ByCOURTNEY HUTCHISON and JOANNA SCHAFFHAUSENABC News Medical Unit
January 13, 2010, 9:42 PM

Jan. 16, 2010— -- Medical professionals are concerned that one class of injury -- spinal cord trauma -- may not be getting proper response in the aftermath of the earthquake that struck Haiti Tuesday.

Spinal cord injuries will be one of the most critical traumas faced by those trapped or injured in the wake of the disaster face, says Dr. Colleen O'Connell, secretary of Helping Hands for Haiti, a non-profit dedicated to providing medical rehabilitation services in Haiti.

Trauma to the spinal cord requires immediate and highly specialized care to prevent further paralysis or possible death, she says, but given the state of Haiti's health care, she fears it will be a nearly impossible to get victims of spinal cord injuries the help they need without outside aid.

"Unfortunately, in Haiti, there is no infrastructure to deal with this kind of injury in the best of conditions," says Dr.

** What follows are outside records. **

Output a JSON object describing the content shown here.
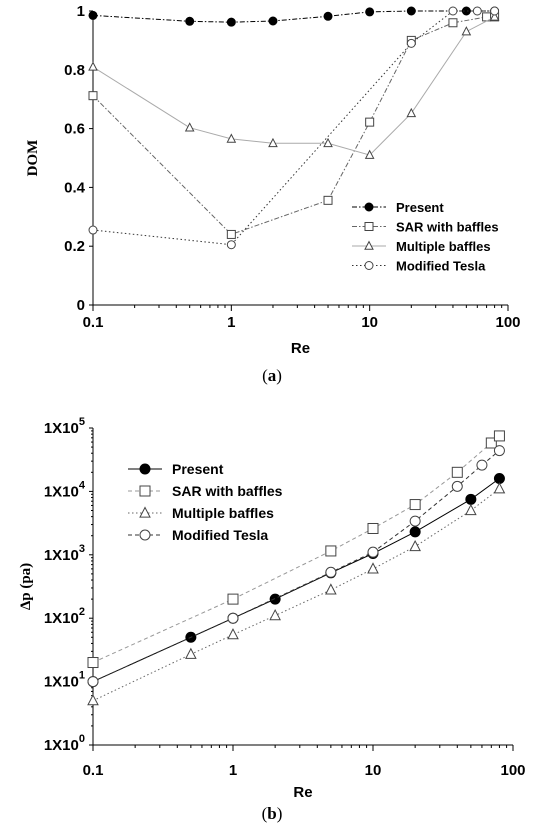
{
  "chart_data": [
    {
      "panel_label": "a",
      "type": "line",
      "x_scale": "log",
      "xlabel": "Re",
      "ylabel": "DOM",
      "xlim": [
        0.1,
        100
      ],
      "ylim": [
        0,
        1
      ],
      "x_ticks": [
        "0.1",
        "1",
        "10",
        "100"
      ],
      "y_ticks": [
        "0",
        "0.2",
        "0.4",
        "0.6",
        "0.8",
        "1"
      ],
      "legend_position": "lower-right",
      "grid": false,
      "series": [
        {
          "name": "Present",
          "marker": "filled-circle",
          "line": "dashdot",
          "color": "#000000",
          "x": [
            0.1,
            0.5,
            1,
            2,
            5,
            10,
            20,
            50,
            80
          ],
          "y": [
            0.985,
            0.965,
            0.962,
            0.966,
            0.982,
            0.997,
            1.0,
            1.0,
            1.0
          ]
        },
        {
          "name": "SAR with baffles",
          "marker": "open-square",
          "line": "dashdot",
          "color": "#666666",
          "x": [
            0.1,
            1,
            5,
            10,
            20,
            40,
            70,
            80
          ],
          "y": [
            0.712,
            0.24,
            0.356,
            0.622,
            0.9,
            0.96,
            0.98,
            0.98
          ]
        },
        {
          "name": "Multiple baffles",
          "marker": "open-triangle",
          "line": "solid",
          "color": "#aaaaaa",
          "x": [
            0.1,
            0.5,
            1,
            2,
            5,
            10,
            20,
            50,
            80
          ],
          "y": [
            0.81,
            0.603,
            0.565,
            0.55,
            0.55,
            0.51,
            0.652,
            0.93,
            0.98
          ]
        },
        {
          "name": "Modified Tesla",
          "marker": "open-circle",
          "line": "dotted",
          "color": "#333333",
          "x": [
            0.1,
            1,
            20,
            40,
            60,
            80
          ],
          "y": [
            0.255,
            0.205,
            0.89,
            1.0,
            1.0,
            1.0
          ]
        }
      ]
    },
    {
      "panel_label": "b",
      "type": "line",
      "x_scale": "log",
      "y_scale": "log",
      "xlabel": "Re",
      "ylabel": "Δp (pa)",
      "xlim": [
        0.1,
        100
      ],
      "ylim": [
        1,
        100000
      ],
      "x_ticks": [
        "0.1",
        "1",
        "10",
        "100"
      ],
      "y_ticks": [
        {
          "base": "1X10",
          "exp": "0"
        },
        {
          "base": "1X10",
          "exp": "1"
        },
        {
          "base": "1X10",
          "exp": "2"
        },
        {
          "base": "1X10",
          "exp": "3"
        },
        {
          "base": "1X10",
          "exp": "4"
        },
        {
          "base": "1X10",
          "exp": "5"
        }
      ],
      "legend_position": "top-left",
      "grid": false,
      "series": [
        {
          "name": "Present",
          "marker": "filled-circle",
          "line": "solid",
          "color": "#000000",
          "x": [
            0.1,
            0.5,
            1,
            2,
            5,
            10,
            20,
            50,
            80
          ],
          "y": [
            10,
            50,
            100,
            200,
            520,
            1050,
            2300,
            7500,
            16000
          ]
        },
        {
          "name": "SAR with baffles",
          "marker": "open-square",
          "line": "dashed",
          "color": "#999999",
          "x": [
            0.1,
            1,
            5,
            10,
            20,
            40,
            70,
            80
          ],
          "y": [
            20,
            200,
            1150,
            2600,
            6200,
            20000,
            58000,
            75000
          ]
        },
        {
          "name": "Multiple baffles",
          "marker": "open-triangle",
          "line": "dotted",
          "color": "#666666",
          "x": [
            0.1,
            0.5,
            1,
            2,
            5,
            10,
            20,
            50,
            80
          ],
          "y": [
            5,
            27,
            55,
            110,
            280,
            600,
            1350,
            5000,
            11000
          ]
        },
        {
          "name": "Modified Tesla",
          "marker": "open-circle",
          "line": "dashed",
          "color": "#333333",
          "x": [
            0.1,
            1,
            5,
            10,
            20,
            40,
            60,
            80
          ],
          "y": [
            10,
            100,
            530,
            1100,
            3400,
            12000,
            26000,
            44000
          ]
        }
      ]
    }
  ]
}
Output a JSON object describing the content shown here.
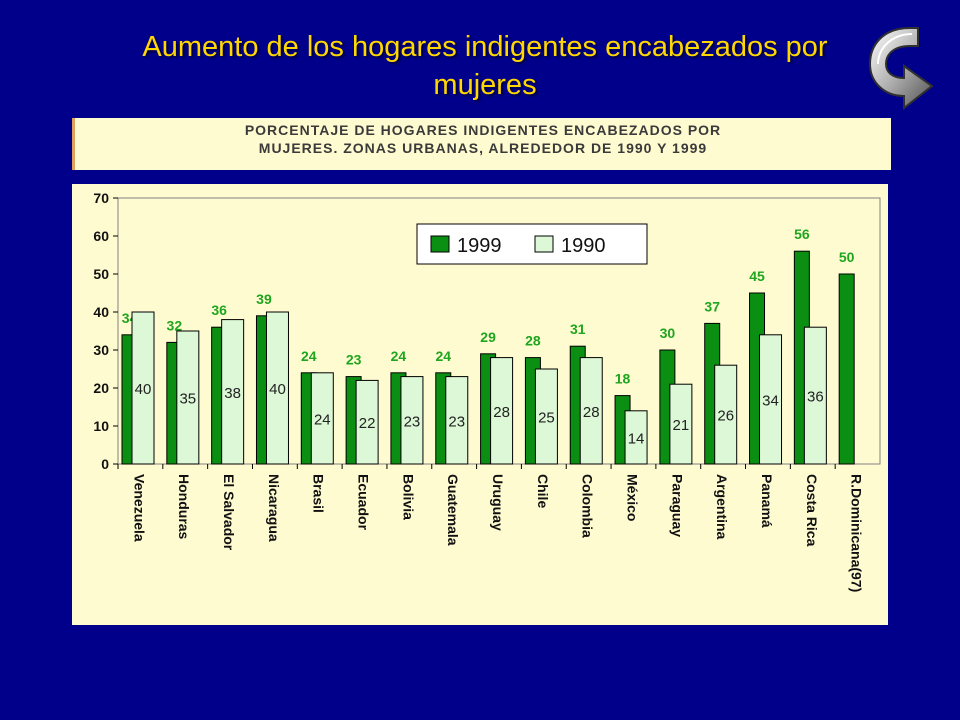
{
  "slide": {
    "title_line1": "Aumento de los hogares indigentes encabezados por",
    "title_line2": "mujeres"
  },
  "chart_banner": {
    "line1": "PORCENTAJE DE HOGARES INDIGENTES ENCABEZADOS POR",
    "line2": "MUJERES.  ZONAS URBANAS, ALREDEDOR DE 1990 Y 1999"
  },
  "colors": {
    "background": "#00008b",
    "title": "#ffd700",
    "panel": "#fffbd0",
    "bar_1999": "#0b8f12",
    "bar_1990": "#dcf8d6",
    "label_1999": "#1fa51f"
  },
  "chart_data": {
    "type": "bar",
    "title": "PORCENTAJE DE HOGARES INDIGENTES ENCABEZADOS POR MUJERES.  ZONAS URBANAS, ALREDEDOR DE 1990 Y 1999",
    "categories": [
      "Venezuela",
      "Honduras",
      "El Salvador",
      "Nicaragua",
      "Brasil",
      "Ecuador",
      "Bolivia",
      "Guatemala",
      "Uruguay",
      "Chile",
      "Colombia",
      "México",
      "Paraguay",
      "Argentina",
      "Panamá",
      "Costa Rica",
      "R.Dominicana(97)"
    ],
    "series": [
      {
        "name": "1999",
        "values": [
          34,
          32,
          36,
          39,
          24,
          23,
          24,
          24,
          29,
          28,
          31,
          18,
          30,
          37,
          45,
          56,
          50
        ]
      },
      {
        "name": "1990",
        "values": [
          40,
          35,
          38,
          40,
          24,
          22,
          23,
          23,
          28,
          25,
          28,
          14,
          21,
          26,
          34,
          36,
          null
        ]
      }
    ],
    "ylim": [
      0,
      70
    ],
    "yticks": [
      0,
      10,
      20,
      30,
      40,
      50,
      60,
      70
    ],
    "legend": "top-center",
    "grid": false
  }
}
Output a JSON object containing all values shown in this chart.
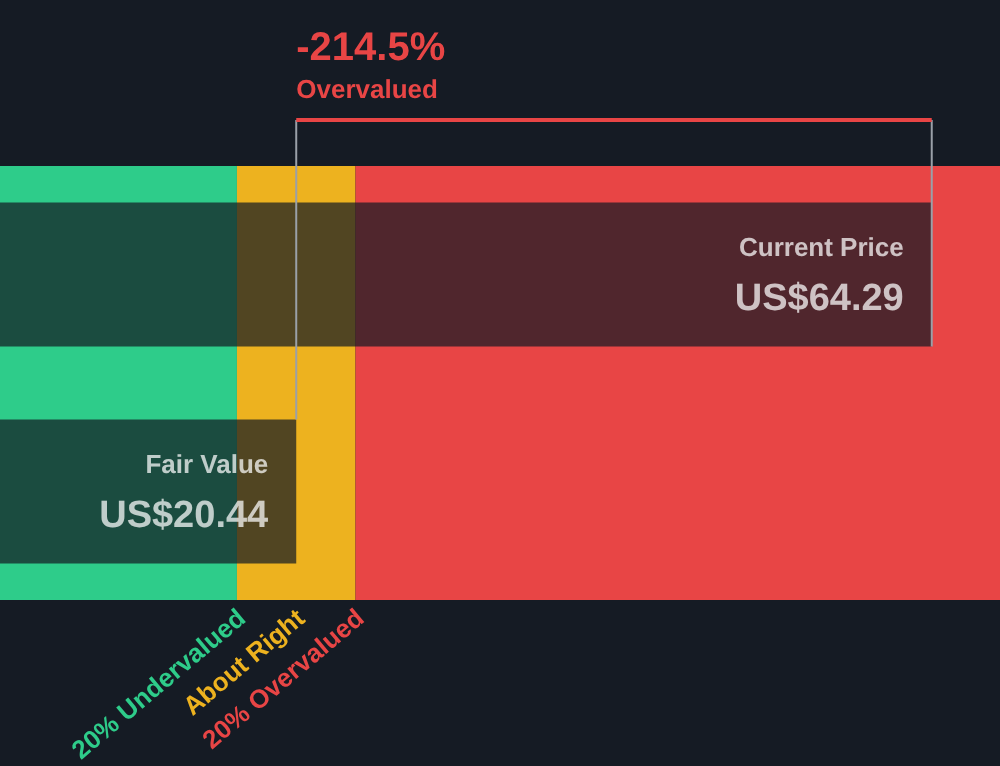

William Gibbs, medical director of the department of rehabilitation at New York Hospital Queens, let alone in the face of such a disaster.

Even before the earthquake, O'Connell adds, the survival of people with spinal cord injury was "dismal" considering "there are no trained spinal surgeons, no neurosurgeons, and only a number of orthopedic surgeons" in Haiti.

"Access to any comprehensive spinal cord care does not exist," she says.

"You couldn't pick a more poorly infrastructured, minimally-resourced country for this to happen to," she says. "And it [struck] the capital, which was the only place that had some semblance of health care."